It is the most accurate test for the diagnosis of prostate cancer, which affects millions of men worldwide. According to official data, in 2022, 3,820 new cases were diagnosed in the Dominican Republic. However, most of these are detected at an early stage and pose low risk, posing little or no threat to the patient from their early stage diagnosis.
From what age and how regularly should men go to the urologist?
Prostate cancer is the most common cancer in men and is the second leading cause of death from cancer. As a general rule, from the age of 45 an annual urological check-up would be recommended to the general population, even without urological symptoms. If the patient presents urological symptoms, the evaluation is independent of age, and the influence of family history is very important. If these are present, it is recommended from the age of 40 or even earlier.
What influence does family history have and what risk factors influence it?
Family history is very determining, in case of previous involvement of a first-degree relative (father or brother), the risk of suffering from prostate cancer is double, and if there are two, the risk is multiplied by 10 times. In some varieties it is also associated with a history of breast and ovarian cancer in the mother or sisters (due to prior hormonal and genetic alteration). Regarding dietary factors, animal fats, arterial hypertension, obesity, excessive alcohol intake and excessive intake of whole cow’s milk (due to associated fats) have an influence. As preventive factors are foods rich in vitamin E and D, selenium, zinc, isoflavones, carotenes, and lycopenes (fruits, vegetables and cereals), especially natural tomatoes and carrots, nuts, among others.
What characteristic symptoms do patients present?
On many occasions the diagnosis is made in a routine consultation without presenting any symptoms when the disease is located inside the prostate (hence the importance of early diagnosis). If the disease begins to leave the prostate and spreads to other organs, you may present with pain when urinating and a decrease in the urinary caliber (dysuria), blood in your urination (hematuria), frequent and urgent desire to go to the bathroom (urge urination ), blood in the ejaculate (haemospermia), bone pain and general fatigue, erectile dysfunction, pain in the perineal area when sitting, driving or riding a bicycle or motor.
What are the main advances that have occurred in diagnosis?
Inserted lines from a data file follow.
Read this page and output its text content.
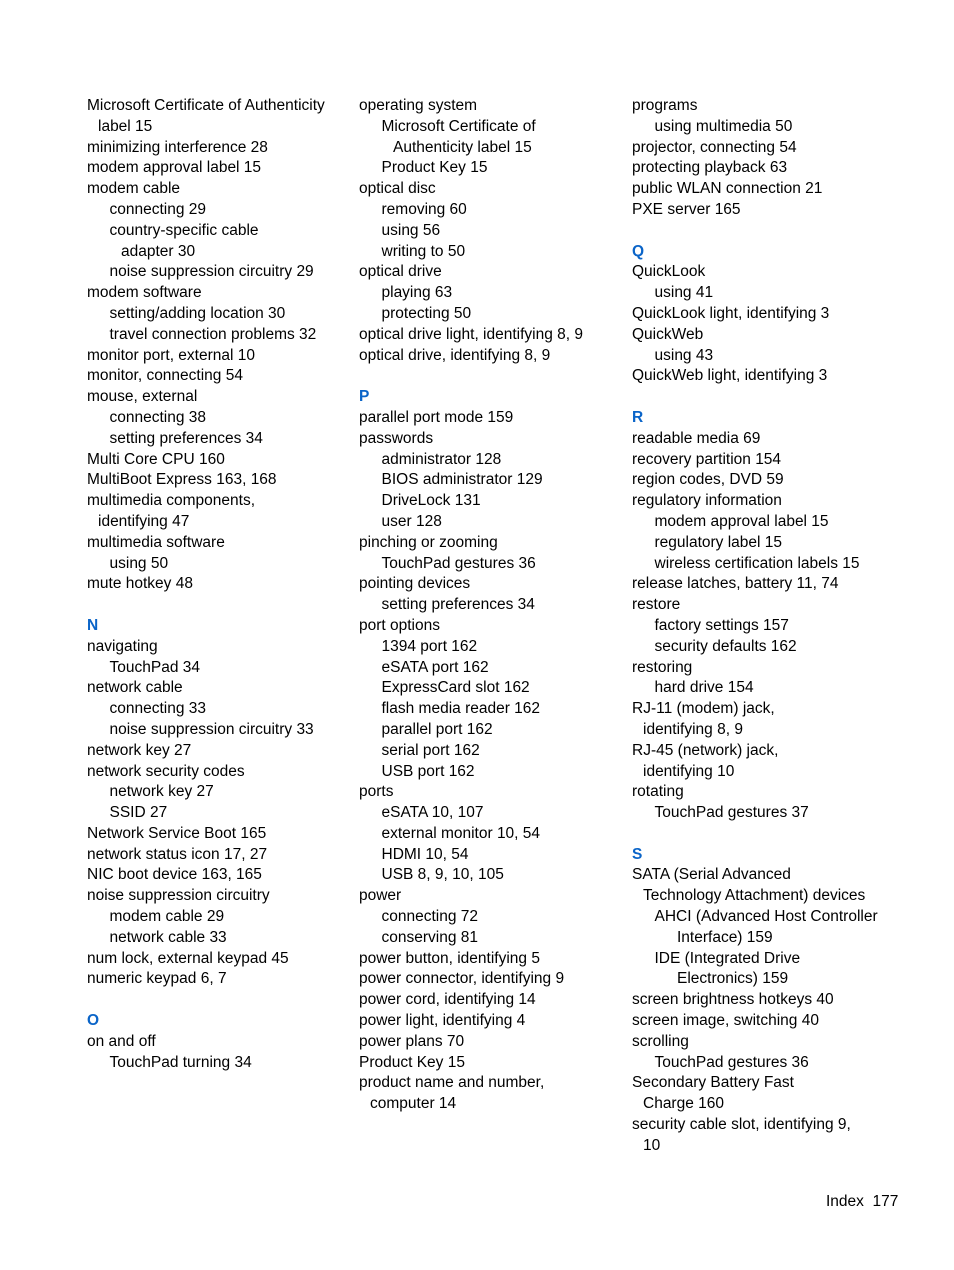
Microsoft Certificate of Authenticity
label 15
minimizing interference 28
modem approval label 15
modem cable
connecting 29
country-specific cable
adapter 30
noise suppression circuitry 29
modem software
setting/adding location 30
travel connection problems 32
monitor port, external 10
monitor, connecting 54
mouse, external
connecting 38
setting preferences 34
Multi Core CPU 160
MultiBoot Express 163, 168
multimedia components,
identifying 47
multimedia software
using 50
mute hotkey 48
N
navigating
TouchPad 34
network cable
connecting 33
noise suppression circuitry 33
network key 27
network security codes
network key 27
SSID 27
Network Service Boot 165
network status icon 17, 27
NIC boot device 163, 165
noise suppression circuitry
modem cable 29
network cable 33
num lock, external keypad 45
numeric keypad 6, 7
O
on and off
TouchPad turning 34
operating system
Microsoft Certificate of
Authenticity label 15
Product Key 15
optical disc
removing 60
using 56
writing to 50
optical drive
playing 63
protecting 50
optical drive light, identifying 8, 9
optical drive, identifying 8, 9
P
parallel port mode 159
passwords
administrator 128
BIOS administrator 129
DriveLock 131
user 128
pinching or zooming
TouchPad gestures 36
pointing devices
setting preferences 34
port options
1394 port 162
eSATA port 162
ExpressCard slot 162
flash media reader 162
parallel port 162
serial port 162
USB port 162
ports
eSATA 10, 107
external monitor 10, 54
HDMI 10, 54
USB 8, 9, 10, 105
power
connecting 72
conserving 81
power button, identifying 5
power connector, identifying 9
power cord, identifying 14
power light, identifying 4
power plans 70
Product Key 15
product name and number,
computer 14
programs
using multimedia 50
projector, connecting 54
protecting playback 63
public WLAN connection 21
PXE server 165
Q
QuickLook
using 41
QuickLook light, identifying 3
QuickWeb
using 43
QuickWeb light, identifying 3
R
readable media 69
recovery partition 154
region codes, DVD 59
regulatory information
modem approval label 15
regulatory label 15
wireless certification labels 15
release latches, battery 11, 74
restore
factory settings 157
security defaults 162
restoring
hard drive 154
RJ-11 (modem) jack,
identifying 8, 9
RJ-45 (network) jack,
identifying 10
rotating
TouchPad gestures 37
S
SATA (Serial Advanced
Technology Attachment) devices
AHCI (Advanced Host Controller
Interface) 159
IDE (Integrated Drive
Electronics) 159
screen brightness hotkeys 40
screen image, switching 40
scrolling
TouchPad gestures 36
Secondary Battery Fast
Charge 160
security cable slot, identifying 9,
10
Index 177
For decades, the tumor marker in blood called PSA (prostate specific antigen) marked a before and after in the suspected diagnosis of this disease. On the other hand, imaging tests are also essential for the diagnosis of prostate cancer, but the greatest advance in recent years has been the innovation of the technique: resonance-guided prostate biopsy. The most accurate radiological test today is high-resolution magnetic resonance imaging, which makes it possible to differentiate and identify suspicious areas of prostate growth with great precision through a simple classification called PI-RADS, whose score ranges from 1 to 5, being grade 5 lesions very highly suspicious for malignancy.